MR imaging utilizing ultrasmall superparamagnetic iron oxide (USPIO) particles in combination with the current standard of a gadolinium-based contrast agent enabled detection of over 50 percent more multiple sclerosis (MS) lesions than imaging with gadolinium alone, according to research published in the July issue of Radiology.
Study authors Thomas Tourdias, MD, PhD, of Bordeaux Segalen University in Bordeaux, France, and colleagues explained that enhancement with a gadolinium-based contrast agent is the primary sign of MS disease activity, and that it indicates accumulation of the agent due to increased blood-brain barrier permeability. This approach, however, is nonspecific and lacks sensitivity.
“[USPIO] nanoparticles may be used to track iron-laden macrophages in the central nervous system. Previous studies have validated the feasibility of using USPIO in patients with MS, showing that macrophage infiltration obtained with USPIO was distinct and probably complementary to the increased [blood-brain barrier] permeability seen with gadolinium,” wrote the authors.
To test the benefit of USPIO-enhanced MR exams, Tourdias and colleagues studied 24 patients with MS using gadolinium- and USPIO-enhanced MRI at baseline and six-month follow-up.
Results showed that 37 lesions were considered active owing to gadolinium-based enhancement at baseline. The addition of USPIO helped detect 19 additional lesions, a 51 percent increase compared with gadolinium alone, reported Tourdias et al.

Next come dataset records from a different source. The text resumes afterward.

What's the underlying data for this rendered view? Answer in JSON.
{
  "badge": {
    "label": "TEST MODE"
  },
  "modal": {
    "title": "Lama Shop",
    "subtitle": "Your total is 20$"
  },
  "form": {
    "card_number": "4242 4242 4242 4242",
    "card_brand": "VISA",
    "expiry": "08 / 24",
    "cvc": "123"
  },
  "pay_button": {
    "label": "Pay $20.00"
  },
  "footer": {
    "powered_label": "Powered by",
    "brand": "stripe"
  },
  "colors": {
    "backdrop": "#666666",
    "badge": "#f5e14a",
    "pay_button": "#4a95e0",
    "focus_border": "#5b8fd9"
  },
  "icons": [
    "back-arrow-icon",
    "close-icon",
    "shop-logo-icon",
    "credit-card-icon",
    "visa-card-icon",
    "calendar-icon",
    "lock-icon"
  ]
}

Ten patients had a relapsing form of MS and 14 had a progressive form. The authors noted that enhanced lesions were more frequently observed in the relapsing form of MS. “USPIO enhancement, in the form of ringlike patterns, could also be observed on T1-weighted images in patients with progressive MS, enabling the detection of five lesions in addition to the five detected with gadolinium in this phenotype,” they wrote.

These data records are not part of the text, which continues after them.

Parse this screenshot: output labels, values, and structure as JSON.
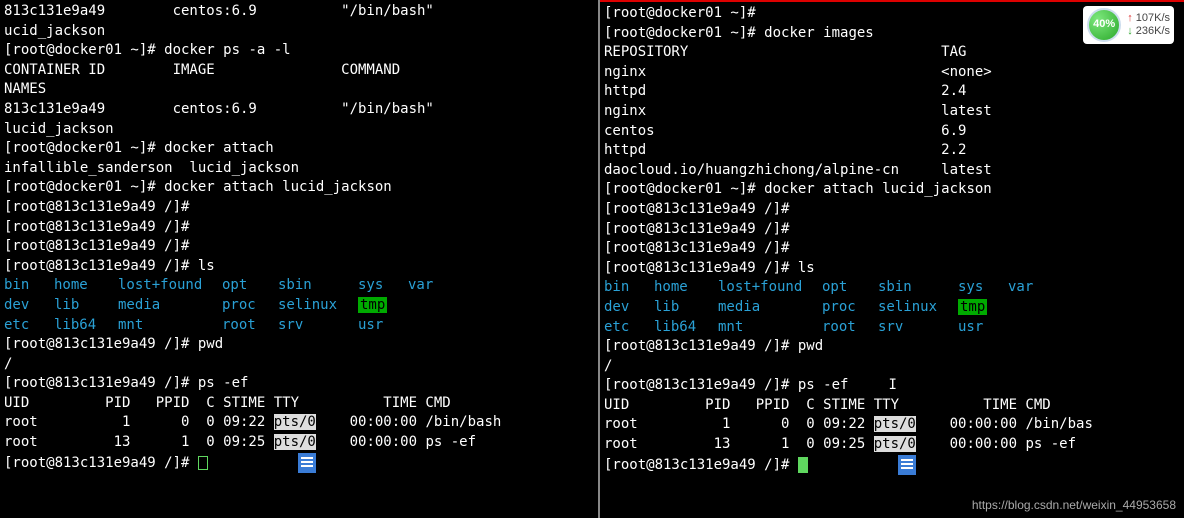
{
  "left": {
    "l1": "813c131e9a49        centos:6.9          \"/bin/bash\"",
    "l2": "ucid_jackson",
    "l3_prompt": "[root@docker01 ~]# ",
    "l3_cmd": "docker ps -a -l",
    "l4": "CONTAINER ID        IMAGE               COMMAND",
    "l5": "NAMES",
    "l6": "813c131e9a49        centos:6.9          \"/bin/bash\"",
    "l7": "lucid_jackson",
    "l8_prompt": "[root@docker01 ~]# ",
    "l8_cmd": "docker attach",
    "l9": "infallible_sanderson  lucid_jackson",
    "l10_prompt": "[root@docker01 ~]# ",
    "l10_cmd": "docker attach lucid_jackson",
    "p11": "[root@813c131e9a49 /]#",
    "p12": "[root@813c131e9a49 /]#",
    "p13": "[root@813c131e9a49 /]#",
    "p14_prompt": "[root@813c131e9a49 /]# ",
    "p14_cmd": "ls",
    "ls_r1": [
      "bin",
      "home",
      "lost+found",
      "opt",
      "sbin",
      "sys",
      "var"
    ],
    "ls_r2": [
      "dev",
      "lib",
      "media",
      "proc",
      "selinux",
      "tmp"
    ],
    "ls_r3": [
      "etc",
      "lib64",
      "mnt",
      "root",
      "srv",
      "usr"
    ],
    "p_pwd_prompt": "[root@813c131e9a49 /]# ",
    "p_pwd_cmd": "pwd",
    "pwd_out": "/",
    "p_ps_prompt": "[root@813c131e9a49 /]# ",
    "p_ps_cmd": "ps -ef",
    "ps_hdr": "UID         PID   PPID  C STIME TTY          TIME CMD",
    "ps_r1a": "root          1      0  0 09:22 ",
    "ps_r1_tty": "pts/0",
    "ps_r1b": "    00:00:00 /bin/bash",
    "ps_r2a": "root         13      1  0 09:25 ",
    "ps_r2_tty": "pts/0",
    "ps_r2b": "    00:00:00 ps -ef",
    "p_last": "[root@813c131e9a49 /]# "
  },
  "right": {
    "r1_prompt": "[root@docker01 ~]#",
    "r2_prompt": "[root@docker01 ~]# ",
    "r2_cmd": "docker images",
    "r3": "REPOSITORY                              TAG",
    "img1": "nginx                                   <none>",
    "img2": "httpd                                   2.4",
    "img3": "nginx                                   latest",
    "img4": "centos                                  6.9",
    "img5": "httpd                                   2.2",
    "img6": "daocloud.io/huangzhichong/alpine-cn     latest",
    "r_attach_prompt": "[root@docker01 ~]# ",
    "r_attach_cmd": "docker attach lucid_jackson",
    "rp1": "[root@813c131e9a49 /]#",
    "rp2": "[root@813c131e9a49 /]#",
    "rp3": "[root@813c131e9a49 /]#",
    "rp_ls_prompt": "[root@813c131e9a49 /]# ",
    "rp_ls_cmd": "ls",
    "ls_r1": [
      "bin",
      "home",
      "lost+found",
      "opt",
      "sbin",
      "sys",
      "var"
    ],
    "ls_r2": [
      "dev",
      "lib",
      "media",
      "proc",
      "selinux",
      "tmp"
    ],
    "ls_r3": [
      "etc",
      "lib64",
      "mnt",
      "root",
      "srv",
      "usr"
    ],
    "rp_pwd_prompt": "[root@813c131e9a49 /]# ",
    "rp_pwd_cmd": "pwd",
    "pwd_out": "/",
    "rp_ps_prompt": "[root@813c131e9a49 /]# ",
    "rp_ps_cmd": "ps -ef",
    "ps_hdr": "UID         PID   PPID  C STIME TTY          TIME CMD",
    "ps_r1a": "root          1      0  0 09:22 ",
    "ps_r1_tty": "pts/0",
    "ps_r1b": "    00:00:00 /bin/bas",
    "ps_r2a": "root         13      1  0 09:25 ",
    "ps_r2_tty": "pts/0",
    "ps_r2b": "    00:00:00 ps -ef",
    "rp_last": "[root@813c131e9a49 /]# "
  },
  "widget": {
    "pct": "40%",
    "up": "107K/s",
    "dn": "236K/s"
  },
  "watermark": "https://blog.csdn.net/weixin_44953658",
  "ls_widths": [
    50,
    64,
    104,
    56,
    80,
    50,
    40
  ]
}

Tourdias and colleagues also noted that lesions that enhanced with both contrast agents at baseline were larger, with a mean size of 6.5 mm, and more likely to persistently enhance at follow-up compared with lesions that enhanced only with one of the agents.
While the results suggest USPIO can help assess residual inflammatory activity associated with chronic MS, the authors pointed out this is true only on T1-weighted images, as T2 images were mostly unchanged.